Teu corpo é chuva branca
A diluir-se entre os meus dedos...
É o rebentar da luz nas grandes
madrugadas,
Ave marinha, pairando,
Sobre o peito claro das areias!
Dentro de mim a tua sombra esvoaça...
- Nocturna borboleta, entre
caniços negros -
Vens, cegamente, por lagoas secas,
Beber na taça dos meus olhos.
Despenham-se os teus braços, como água.
Dentro das tuas pálpebras de ferro
Lutam besoiros, cor-de-rosa,
enquanto
Um arco-íris vai atirando sobre o
palco
Longas farpas de vidro...
Distante...
Como um pássaro de pedra,
Teu gesto vai riscando a areia fria.
Outono 1951
in, "Árvore - Folhas de
Poesia" (1952)
Não conheço - mesmo de nome, o autor, mas encontrei-o casualmente, ao desfolhar a velha publicação - o que prova que a magia da escrita , neste caso, o verso - mas, sobretudo, ao que, como este, linha a linha num ritmo quase de mistério, se encandeia na mistura de um sentimento idílico e nos deixa a interrogar o sentido daquele corpo, estranhamente, rotulado de chuva branca / a diluir-se entre os meus dedos...como se corpo real não houvesse... o que não é assim, porque, é o Poeta que o diz: Dentro de mim a tua sombra esvoaça... deixando assim entender que é só por haver corpo que a sombra existe.

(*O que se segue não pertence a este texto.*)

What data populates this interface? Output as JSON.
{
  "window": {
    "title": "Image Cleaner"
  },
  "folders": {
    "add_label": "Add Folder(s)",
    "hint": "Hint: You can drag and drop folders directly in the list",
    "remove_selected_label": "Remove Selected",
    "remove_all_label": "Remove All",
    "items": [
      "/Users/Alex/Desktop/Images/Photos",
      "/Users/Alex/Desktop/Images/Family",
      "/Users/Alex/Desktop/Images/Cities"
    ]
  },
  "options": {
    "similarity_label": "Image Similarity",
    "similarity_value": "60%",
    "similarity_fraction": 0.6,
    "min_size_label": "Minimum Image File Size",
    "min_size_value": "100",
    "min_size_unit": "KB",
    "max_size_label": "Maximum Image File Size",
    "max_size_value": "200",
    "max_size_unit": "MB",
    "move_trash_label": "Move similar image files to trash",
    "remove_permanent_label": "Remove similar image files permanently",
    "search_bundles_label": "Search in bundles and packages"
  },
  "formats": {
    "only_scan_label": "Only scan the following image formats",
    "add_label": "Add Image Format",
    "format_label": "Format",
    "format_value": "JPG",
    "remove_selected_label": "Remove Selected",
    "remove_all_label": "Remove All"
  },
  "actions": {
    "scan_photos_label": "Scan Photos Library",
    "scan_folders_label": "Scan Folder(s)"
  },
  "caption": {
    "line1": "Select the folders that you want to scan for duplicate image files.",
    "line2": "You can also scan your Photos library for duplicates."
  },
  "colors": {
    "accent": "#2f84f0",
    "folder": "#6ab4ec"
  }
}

Maravilhosa é a poesia dos símbolos...
Distante...
Como um pássaro de pedra,
Teu gesto vai riscando a areia fria.
E que viva para sempre a arte da poesia e dos homens dotados para nos fazerem entender que se podem amar as sombras quando elas são reflexos vivos de corpos que se procuram para virem beber na taça dos nossos olhos, no sítio onde se formam todos os arco-iris que se costumam atirar para o grande palco da vida, onde as farpas de vidro de que nos fala o Poeta são as cores irisadas do pássaro de pedra que tem o poder de riscar caminhos na areia fria, que é, apenas, uma imagem do ser que caminha como se ele mesmo fosse a tal areia fria em busca da chuva branca... ave marinha, pairando / Sobre o peito caro das areias!
Que bela é a poesia quando é bem tratada!